File photo of US President Donald Trump. Photograph:( Reuters )
Central America is the primary source of migrants whose unauthorized entry into the United States has become a central focus for President Donald Trump.
The United States, hoping to stem migration, said Tuesday it was ready to support $4.5 billion in investment in Central America and southern Mexico.
The United States promised to back new Mexican President Andres Manuel Lopez Obrador's push for development in Central America, the primary source of migrants whose unauthorized entry into the United States has become a central focus for President Donald Trump.
The Overseas Private Investment Corporation (OPIC), which offers government-backed favorable financing to US businesses, is prepared to support $2.5 billion in new investment in El Salvador, Guatemala and Honduras "if commercially viable projects are identified," the State Department said.
OPIC is also looking to mobilize $2 billion more for southern Mexico, the country's poorest region, a statement said.
The State Department said that OPIC already has $2.8 billion worth of projects in the pipeline in Mexico as well as $1 billion since last year in El Salvador, Guatemala and Honduras -- the so-called "Northern Triangle."
In a parallel announcement in Mexico, Foreign Secretary Marcelo Ebrard told reporters that his government was "committed to promote strong regional growth, better-paying jobs and more opportunities for all our citizens."
The US funding offer, made in a low-key written statement, comes in stark contrast to Trump's years of rallies demanding that Mexico pay for a vast wall on the border.
Trump, railing against unauthorized immigration ahead of last month's election, threatened via Twitter in October to cut off aid to Central America unless they stopped migrants.

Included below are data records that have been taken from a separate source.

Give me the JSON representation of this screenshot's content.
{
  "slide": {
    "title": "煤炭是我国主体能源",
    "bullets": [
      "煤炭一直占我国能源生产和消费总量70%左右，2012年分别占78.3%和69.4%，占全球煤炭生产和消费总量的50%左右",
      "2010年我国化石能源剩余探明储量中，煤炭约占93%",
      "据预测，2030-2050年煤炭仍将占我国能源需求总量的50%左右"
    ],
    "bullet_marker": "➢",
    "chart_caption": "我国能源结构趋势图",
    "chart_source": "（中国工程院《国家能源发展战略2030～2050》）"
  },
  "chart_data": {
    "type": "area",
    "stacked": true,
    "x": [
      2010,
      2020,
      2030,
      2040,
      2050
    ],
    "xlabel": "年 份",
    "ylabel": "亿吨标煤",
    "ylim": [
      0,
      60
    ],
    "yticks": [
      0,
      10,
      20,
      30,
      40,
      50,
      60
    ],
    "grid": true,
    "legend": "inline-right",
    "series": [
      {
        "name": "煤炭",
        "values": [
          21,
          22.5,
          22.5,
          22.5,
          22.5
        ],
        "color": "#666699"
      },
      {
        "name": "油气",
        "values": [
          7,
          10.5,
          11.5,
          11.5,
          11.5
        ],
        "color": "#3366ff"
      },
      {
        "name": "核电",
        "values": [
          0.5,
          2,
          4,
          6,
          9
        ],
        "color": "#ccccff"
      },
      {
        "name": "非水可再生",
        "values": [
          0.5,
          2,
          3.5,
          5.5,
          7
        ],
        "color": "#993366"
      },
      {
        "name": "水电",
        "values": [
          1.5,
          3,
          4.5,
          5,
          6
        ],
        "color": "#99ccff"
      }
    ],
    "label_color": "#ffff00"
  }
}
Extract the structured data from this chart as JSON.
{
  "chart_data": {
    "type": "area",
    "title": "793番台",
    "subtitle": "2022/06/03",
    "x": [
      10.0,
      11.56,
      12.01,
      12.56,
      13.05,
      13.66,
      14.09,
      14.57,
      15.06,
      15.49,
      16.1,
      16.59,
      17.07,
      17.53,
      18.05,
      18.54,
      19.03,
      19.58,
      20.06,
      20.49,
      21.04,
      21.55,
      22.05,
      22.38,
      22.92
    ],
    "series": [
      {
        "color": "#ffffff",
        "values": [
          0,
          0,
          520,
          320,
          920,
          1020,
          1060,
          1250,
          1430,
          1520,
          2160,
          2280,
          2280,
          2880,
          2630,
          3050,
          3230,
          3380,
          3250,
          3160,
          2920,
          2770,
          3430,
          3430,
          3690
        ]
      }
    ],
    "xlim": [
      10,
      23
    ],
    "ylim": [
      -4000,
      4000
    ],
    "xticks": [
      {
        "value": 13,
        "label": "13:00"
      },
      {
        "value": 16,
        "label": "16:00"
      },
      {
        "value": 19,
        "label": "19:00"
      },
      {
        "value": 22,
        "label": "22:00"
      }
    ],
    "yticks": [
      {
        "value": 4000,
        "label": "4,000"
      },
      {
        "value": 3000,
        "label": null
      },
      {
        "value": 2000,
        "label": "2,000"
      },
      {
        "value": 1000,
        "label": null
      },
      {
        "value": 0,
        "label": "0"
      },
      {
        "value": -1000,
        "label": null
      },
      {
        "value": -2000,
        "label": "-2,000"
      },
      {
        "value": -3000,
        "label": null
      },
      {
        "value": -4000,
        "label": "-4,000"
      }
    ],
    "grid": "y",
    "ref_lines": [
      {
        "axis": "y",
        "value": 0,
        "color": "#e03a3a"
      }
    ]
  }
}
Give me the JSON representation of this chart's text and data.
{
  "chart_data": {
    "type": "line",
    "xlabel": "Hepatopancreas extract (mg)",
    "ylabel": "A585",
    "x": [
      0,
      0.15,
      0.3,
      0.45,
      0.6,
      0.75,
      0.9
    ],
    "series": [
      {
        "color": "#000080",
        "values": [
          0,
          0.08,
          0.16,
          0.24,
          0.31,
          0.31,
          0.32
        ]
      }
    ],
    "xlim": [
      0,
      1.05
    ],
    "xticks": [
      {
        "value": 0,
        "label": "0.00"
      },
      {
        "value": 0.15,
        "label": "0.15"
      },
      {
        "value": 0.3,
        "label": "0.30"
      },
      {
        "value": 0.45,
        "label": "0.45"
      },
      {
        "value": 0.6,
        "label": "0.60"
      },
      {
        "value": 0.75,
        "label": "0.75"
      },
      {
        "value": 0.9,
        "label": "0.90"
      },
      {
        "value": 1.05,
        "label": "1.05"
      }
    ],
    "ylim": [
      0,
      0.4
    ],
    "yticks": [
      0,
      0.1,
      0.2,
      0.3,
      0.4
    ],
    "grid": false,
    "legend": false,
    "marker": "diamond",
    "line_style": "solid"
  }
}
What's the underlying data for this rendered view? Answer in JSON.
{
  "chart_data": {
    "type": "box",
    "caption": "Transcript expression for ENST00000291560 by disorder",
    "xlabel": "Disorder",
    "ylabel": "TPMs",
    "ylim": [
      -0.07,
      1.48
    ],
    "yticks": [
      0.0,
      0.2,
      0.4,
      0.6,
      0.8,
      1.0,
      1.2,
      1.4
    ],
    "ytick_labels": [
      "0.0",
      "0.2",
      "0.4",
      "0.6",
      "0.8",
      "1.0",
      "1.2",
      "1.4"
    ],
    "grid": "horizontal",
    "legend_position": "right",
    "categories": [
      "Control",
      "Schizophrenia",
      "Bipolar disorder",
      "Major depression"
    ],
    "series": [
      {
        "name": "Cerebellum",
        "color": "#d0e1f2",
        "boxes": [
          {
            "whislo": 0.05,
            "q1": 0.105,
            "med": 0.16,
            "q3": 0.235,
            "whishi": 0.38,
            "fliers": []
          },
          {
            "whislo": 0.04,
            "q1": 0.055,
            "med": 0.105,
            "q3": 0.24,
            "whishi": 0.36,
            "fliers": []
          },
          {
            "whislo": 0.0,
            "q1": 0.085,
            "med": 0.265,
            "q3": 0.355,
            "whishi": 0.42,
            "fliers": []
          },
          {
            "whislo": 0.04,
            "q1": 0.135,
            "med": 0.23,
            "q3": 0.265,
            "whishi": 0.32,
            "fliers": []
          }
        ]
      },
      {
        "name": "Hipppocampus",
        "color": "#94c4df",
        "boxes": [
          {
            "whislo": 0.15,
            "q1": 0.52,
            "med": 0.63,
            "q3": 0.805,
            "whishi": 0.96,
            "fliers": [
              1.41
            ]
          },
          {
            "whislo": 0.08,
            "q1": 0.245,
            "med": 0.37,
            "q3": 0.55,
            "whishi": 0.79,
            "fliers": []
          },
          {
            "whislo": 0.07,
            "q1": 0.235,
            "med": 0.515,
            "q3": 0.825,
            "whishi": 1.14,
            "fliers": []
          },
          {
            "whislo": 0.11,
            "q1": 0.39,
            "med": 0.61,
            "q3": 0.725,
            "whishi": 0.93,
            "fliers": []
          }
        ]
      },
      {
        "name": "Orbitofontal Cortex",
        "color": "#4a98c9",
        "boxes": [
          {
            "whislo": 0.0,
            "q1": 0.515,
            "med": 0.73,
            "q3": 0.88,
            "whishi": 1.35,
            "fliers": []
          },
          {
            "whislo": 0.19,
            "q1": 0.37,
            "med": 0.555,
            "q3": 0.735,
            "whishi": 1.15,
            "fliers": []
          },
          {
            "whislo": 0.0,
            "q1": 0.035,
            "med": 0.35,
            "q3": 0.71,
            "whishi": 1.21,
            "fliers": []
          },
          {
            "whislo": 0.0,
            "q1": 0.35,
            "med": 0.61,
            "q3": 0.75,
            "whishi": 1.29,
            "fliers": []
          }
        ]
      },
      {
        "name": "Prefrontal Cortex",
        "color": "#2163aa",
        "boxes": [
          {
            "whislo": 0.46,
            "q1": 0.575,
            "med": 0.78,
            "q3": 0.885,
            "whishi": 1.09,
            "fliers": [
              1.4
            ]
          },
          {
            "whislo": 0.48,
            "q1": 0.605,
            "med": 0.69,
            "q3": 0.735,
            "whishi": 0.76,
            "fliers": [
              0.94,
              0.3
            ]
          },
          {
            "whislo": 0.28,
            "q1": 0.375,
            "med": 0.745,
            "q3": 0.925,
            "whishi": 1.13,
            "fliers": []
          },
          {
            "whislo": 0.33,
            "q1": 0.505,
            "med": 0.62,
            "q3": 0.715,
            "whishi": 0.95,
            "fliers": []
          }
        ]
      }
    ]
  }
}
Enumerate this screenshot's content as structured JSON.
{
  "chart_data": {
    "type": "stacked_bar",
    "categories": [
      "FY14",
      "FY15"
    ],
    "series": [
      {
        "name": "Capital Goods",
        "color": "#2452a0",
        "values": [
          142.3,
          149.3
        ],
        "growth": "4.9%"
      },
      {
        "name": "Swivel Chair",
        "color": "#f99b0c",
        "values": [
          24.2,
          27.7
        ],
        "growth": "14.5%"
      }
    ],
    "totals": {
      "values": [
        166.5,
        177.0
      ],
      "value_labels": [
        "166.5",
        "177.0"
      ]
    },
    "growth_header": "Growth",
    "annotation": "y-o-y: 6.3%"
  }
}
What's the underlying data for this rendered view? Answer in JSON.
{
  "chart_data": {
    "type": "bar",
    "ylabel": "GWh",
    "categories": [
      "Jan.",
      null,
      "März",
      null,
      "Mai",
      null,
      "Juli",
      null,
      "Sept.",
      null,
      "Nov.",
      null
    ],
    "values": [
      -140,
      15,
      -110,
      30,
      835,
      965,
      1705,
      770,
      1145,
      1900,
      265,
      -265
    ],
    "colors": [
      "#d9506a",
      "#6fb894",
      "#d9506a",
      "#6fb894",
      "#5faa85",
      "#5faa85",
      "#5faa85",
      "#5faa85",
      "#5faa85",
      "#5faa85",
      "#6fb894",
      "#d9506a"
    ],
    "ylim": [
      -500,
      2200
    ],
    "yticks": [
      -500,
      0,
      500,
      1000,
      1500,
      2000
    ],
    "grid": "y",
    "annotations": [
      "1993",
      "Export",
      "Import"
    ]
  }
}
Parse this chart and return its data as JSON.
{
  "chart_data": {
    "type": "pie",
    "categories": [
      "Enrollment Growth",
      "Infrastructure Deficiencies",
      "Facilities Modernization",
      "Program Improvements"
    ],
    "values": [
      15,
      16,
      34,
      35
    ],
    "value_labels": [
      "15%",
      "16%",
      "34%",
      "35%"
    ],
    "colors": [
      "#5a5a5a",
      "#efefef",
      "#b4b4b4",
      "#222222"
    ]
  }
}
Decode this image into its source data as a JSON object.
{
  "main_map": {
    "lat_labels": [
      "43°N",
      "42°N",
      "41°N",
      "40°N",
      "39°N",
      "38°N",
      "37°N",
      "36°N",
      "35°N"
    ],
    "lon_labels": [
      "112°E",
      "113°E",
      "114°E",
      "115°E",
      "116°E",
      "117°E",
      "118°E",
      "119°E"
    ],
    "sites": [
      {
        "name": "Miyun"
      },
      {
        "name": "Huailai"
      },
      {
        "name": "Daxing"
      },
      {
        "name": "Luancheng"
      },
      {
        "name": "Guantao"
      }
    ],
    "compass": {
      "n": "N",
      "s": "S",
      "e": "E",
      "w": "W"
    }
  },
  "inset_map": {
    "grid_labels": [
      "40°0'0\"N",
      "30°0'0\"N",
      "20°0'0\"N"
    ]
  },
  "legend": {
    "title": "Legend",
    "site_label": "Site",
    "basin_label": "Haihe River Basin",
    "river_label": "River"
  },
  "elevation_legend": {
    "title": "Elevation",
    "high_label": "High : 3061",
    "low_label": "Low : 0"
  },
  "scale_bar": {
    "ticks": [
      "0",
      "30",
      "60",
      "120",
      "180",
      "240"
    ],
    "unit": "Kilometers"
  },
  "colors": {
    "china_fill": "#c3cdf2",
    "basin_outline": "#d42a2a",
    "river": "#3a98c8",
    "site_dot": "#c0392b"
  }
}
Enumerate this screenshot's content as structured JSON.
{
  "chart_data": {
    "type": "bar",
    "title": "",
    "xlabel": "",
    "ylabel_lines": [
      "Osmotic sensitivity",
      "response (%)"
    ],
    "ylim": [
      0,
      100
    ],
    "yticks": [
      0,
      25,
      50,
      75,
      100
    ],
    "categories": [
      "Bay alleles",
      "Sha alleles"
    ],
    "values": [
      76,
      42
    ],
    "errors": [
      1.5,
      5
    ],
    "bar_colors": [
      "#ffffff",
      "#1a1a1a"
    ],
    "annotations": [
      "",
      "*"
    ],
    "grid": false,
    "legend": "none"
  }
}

Two months later, the US government is teetering on the brink of a shutdown with Trump demanding that Congress provide $5 billion for the wall.
Representative Eliot Engel, a Democrat who next month takes over the House Foreign Affairs Committee, said he was "skeptical" about the "rhetorical commitment" to Central America in light of the Trump administration's policies, including separating children from parents at the border.
He said that Congress would look carefully at the next budget to "separate fact from fiction" and ensure that the United States is in fact supporting Central America.
In new government funding, the State Department said it would request an additional $180 million for the Northern Triangle in its request to Congress for the 2019 fiscal year.
While backing Trump's wall, Secretary of State Mike Pompeo has acknowledged that development is a longer-term solution to migration from the Northern Triangle countries, which are among the world's most violent.
State Department spokesman Robert Palladino said the United States expected Central American countries to "hold up their end of the bargain" and work to improve the situation at home.